News / Health

Coffee May Protect Against Liver Disease

A new study shows that coffee may provide protection against a dangerous liver disease. (Creative Commons, Courtesy: waferboard)
A new study shows that coffee may provide protection against a dangerous liver disease. (Creative Commons, Courtesy: waferboard)
VOA News
Coffee lovers have another reason to rejoice as a new study claims that regular consumption of the popular beverage can reduce the risk of a rare but serious liver disease.

According to research published by the Mayo Clinic, coffee intake can lower the chance of contracting primary sclerosing cholangitis (PSC), an autoimmune liver disease. The disease can lead to cirrhosis of the liver, liver failure and biliary cancer. 

"While rare, PSC has extremely detrimental effects," said the study’s author, Dr. Craig Lammert, a Mayo Clinic gastroenterologist. "We're always looking for ways to mitigate risk, and our first-time finding points to a novel environmental factor that also might help us to determine the cause of this and other devastating autoimmune diseases."

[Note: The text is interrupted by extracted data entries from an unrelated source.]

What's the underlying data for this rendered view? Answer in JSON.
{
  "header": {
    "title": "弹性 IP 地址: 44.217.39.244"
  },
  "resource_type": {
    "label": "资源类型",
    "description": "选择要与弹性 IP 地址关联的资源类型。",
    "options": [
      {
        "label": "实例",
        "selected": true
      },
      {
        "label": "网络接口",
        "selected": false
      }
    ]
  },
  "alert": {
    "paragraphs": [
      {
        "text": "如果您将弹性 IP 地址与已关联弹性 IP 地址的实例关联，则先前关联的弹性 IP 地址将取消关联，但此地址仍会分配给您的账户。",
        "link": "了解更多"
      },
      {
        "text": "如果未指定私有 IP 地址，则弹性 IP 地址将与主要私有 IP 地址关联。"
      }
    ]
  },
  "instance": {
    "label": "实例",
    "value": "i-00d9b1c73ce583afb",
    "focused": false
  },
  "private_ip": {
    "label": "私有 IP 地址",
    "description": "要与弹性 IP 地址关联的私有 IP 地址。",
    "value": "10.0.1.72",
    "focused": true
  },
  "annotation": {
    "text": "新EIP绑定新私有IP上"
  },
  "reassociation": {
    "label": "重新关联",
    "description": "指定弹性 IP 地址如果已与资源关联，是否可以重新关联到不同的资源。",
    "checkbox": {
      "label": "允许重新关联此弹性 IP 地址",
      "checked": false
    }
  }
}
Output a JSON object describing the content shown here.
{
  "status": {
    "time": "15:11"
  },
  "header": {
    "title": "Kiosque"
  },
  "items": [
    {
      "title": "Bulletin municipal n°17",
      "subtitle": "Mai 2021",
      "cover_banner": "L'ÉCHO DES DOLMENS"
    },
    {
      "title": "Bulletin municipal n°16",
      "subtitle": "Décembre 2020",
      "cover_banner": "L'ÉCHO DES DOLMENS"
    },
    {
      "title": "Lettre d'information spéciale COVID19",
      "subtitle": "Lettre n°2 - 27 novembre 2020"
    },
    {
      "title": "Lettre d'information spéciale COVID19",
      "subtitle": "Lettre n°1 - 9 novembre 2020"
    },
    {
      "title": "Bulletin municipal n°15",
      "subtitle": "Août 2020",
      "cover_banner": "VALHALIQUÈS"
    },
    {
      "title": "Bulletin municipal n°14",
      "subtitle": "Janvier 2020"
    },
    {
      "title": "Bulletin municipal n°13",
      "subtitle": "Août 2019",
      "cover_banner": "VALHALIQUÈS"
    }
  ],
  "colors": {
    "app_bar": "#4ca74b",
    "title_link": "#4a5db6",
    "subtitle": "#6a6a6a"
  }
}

The study monitored three groups of people, those with PSC, those with primary biliary cirrhosis (PBC), another autoimmune liver disease, and a group of healthy patients. The data showed a reduced risk of PSC among coffee drinkers, but little effect on the PBC group.

According to Dr. Konstantinos Lazaridis, a Mayo Clinic hepatologist and senior study author, the research also revealed more differences between PSC and PBC than originally thought.

"Moving forward, we can look at what this finding might tell us about the causes of these diseases and how to better treat them," he said.

The findings were being presented at the Digestive Disease Week 2013 conference in Orlando, Fla.

Previous studies have shown some benefits to regular, moderate coffee intake.

A study of coffee drinkers released late last year in Europe claimed moderate coffee intake could reduce the risk of diabetes by 25 percent, while a Swedish study claimed coffee reduced the risk of developing breast cancer.